Генрик научился даже предвосхищать начальственный праведный гнев… и вот это был уже не просто высший пилотаж, а пилотаж экстра-класса, особенно если удавалось выставить себя в начальственных глазах выше гидропонного шлюза озабоченным именно теми интересами, что более всего заботили в это время его Темную светлость. Такие моменты были особенно благоприятными как для подставить, так и для подстелить. Он и поведение свое для таких случаев как следует отработал перед голографом: набычивался, втягивал голову в плечи, корчил свирепую рожу и, уставившись на Темную светлость исподлобья, самым противным голосом, на который был способен, начинал резать оному в лицо как бы правду-матку, и как бы невзирая на последствия. И, тем не менее, все чаще он ловил на себе пристальный, загадочно-неприятный неподвижный взгляд Темной светлости. И взгляд этот не только не позволял расслабиться и насладиться произошедшими в его жизни переменами, он требовал тщательного и скрупулезного анализа окружающей обстановки и осмысления своего – нового! – в ней места. В конце концов, в начальственных глазах отсутствие у тебя ошибок может оказаться как раз самой главной ошибкой.
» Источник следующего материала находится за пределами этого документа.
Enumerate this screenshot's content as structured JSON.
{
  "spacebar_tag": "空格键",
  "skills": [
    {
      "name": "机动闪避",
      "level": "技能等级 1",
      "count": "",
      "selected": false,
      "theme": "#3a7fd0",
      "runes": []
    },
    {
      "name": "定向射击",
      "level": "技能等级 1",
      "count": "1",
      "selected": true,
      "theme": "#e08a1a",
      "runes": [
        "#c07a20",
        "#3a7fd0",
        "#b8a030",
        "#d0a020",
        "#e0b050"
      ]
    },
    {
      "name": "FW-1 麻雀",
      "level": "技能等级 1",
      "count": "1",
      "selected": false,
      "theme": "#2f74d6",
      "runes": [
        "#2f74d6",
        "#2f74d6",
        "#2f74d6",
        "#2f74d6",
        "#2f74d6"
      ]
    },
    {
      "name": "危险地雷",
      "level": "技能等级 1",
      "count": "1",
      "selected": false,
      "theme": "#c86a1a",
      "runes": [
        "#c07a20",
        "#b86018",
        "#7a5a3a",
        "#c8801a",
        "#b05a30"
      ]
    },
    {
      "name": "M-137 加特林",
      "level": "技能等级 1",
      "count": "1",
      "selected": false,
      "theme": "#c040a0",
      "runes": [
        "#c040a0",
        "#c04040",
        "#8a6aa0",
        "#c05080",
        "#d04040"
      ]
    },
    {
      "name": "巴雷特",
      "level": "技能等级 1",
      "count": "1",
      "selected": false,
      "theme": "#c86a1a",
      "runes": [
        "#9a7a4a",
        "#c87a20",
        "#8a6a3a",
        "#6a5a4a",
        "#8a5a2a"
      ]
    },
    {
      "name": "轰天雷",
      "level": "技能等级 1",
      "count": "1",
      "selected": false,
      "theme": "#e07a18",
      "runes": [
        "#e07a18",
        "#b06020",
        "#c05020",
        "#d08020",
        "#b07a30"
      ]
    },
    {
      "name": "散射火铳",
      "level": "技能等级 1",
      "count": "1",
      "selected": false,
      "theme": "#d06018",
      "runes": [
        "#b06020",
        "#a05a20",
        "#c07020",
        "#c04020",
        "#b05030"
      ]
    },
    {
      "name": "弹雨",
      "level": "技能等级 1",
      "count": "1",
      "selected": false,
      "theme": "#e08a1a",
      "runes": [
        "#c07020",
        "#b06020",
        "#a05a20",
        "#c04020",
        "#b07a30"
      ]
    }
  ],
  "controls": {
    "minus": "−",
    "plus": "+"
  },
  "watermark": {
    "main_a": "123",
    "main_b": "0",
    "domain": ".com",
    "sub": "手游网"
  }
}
Его, как говорят, "ах ты, лесова пятка" и просто откровенное слабое место был второй объект, который объект – как Темная светлость и предвидел – сотрудничать не желал категорически и работал спустя рукава. Впрочем, дело было не только, и даже не столько в нежелании стервочки сотрудничать. Все обстояло много хуже. Дело было, прежде всего, в том, что она ни в малой мере не соответствовала не только представлению Генрика об аристократках – впрочем, признаться, довольно смутному – но даже и о сколько-нибудь приличных девушках из народа. Возьмем Манон, – думалось Генрику. – Манон обыкновенная пакаторша, но ведь объект ей в подметки не годится! По типажу объект, если и не ночная бабочка, то – вне всякого сомнения – девка с городского рынка, что по ту сторону стены Капитулярия. Тут все ясно, как чих. Каждое движение, слово, шаг и даже взгляд выдают в объекте вахлачку, жадную, злобную, хамоватую и вообще, как говаривали в его родном Дрездендорфе, редкостную чувырлу.
– Да-а, – говорил он ближайшим сотрудникам после обсчета результатов очередных психологических тестов, – чем, интересно, занимались с нею в уважаемых лабораториях уважаемого "Черт побери", хотел бы я знать? Где результаты их праведных трудов и бессонных ночей, если таковые, и в самом деле, имели место? От встречи с этой чувырлой Азерски может угрожать одна единственная опасность – надорвать от смеха животик, вот и все!
При очередном вызове на ковер Генрик, как бы не выдержав придирок, долго и пылко излагал его Темной светлости все, что думал по поводу этой самой Аны.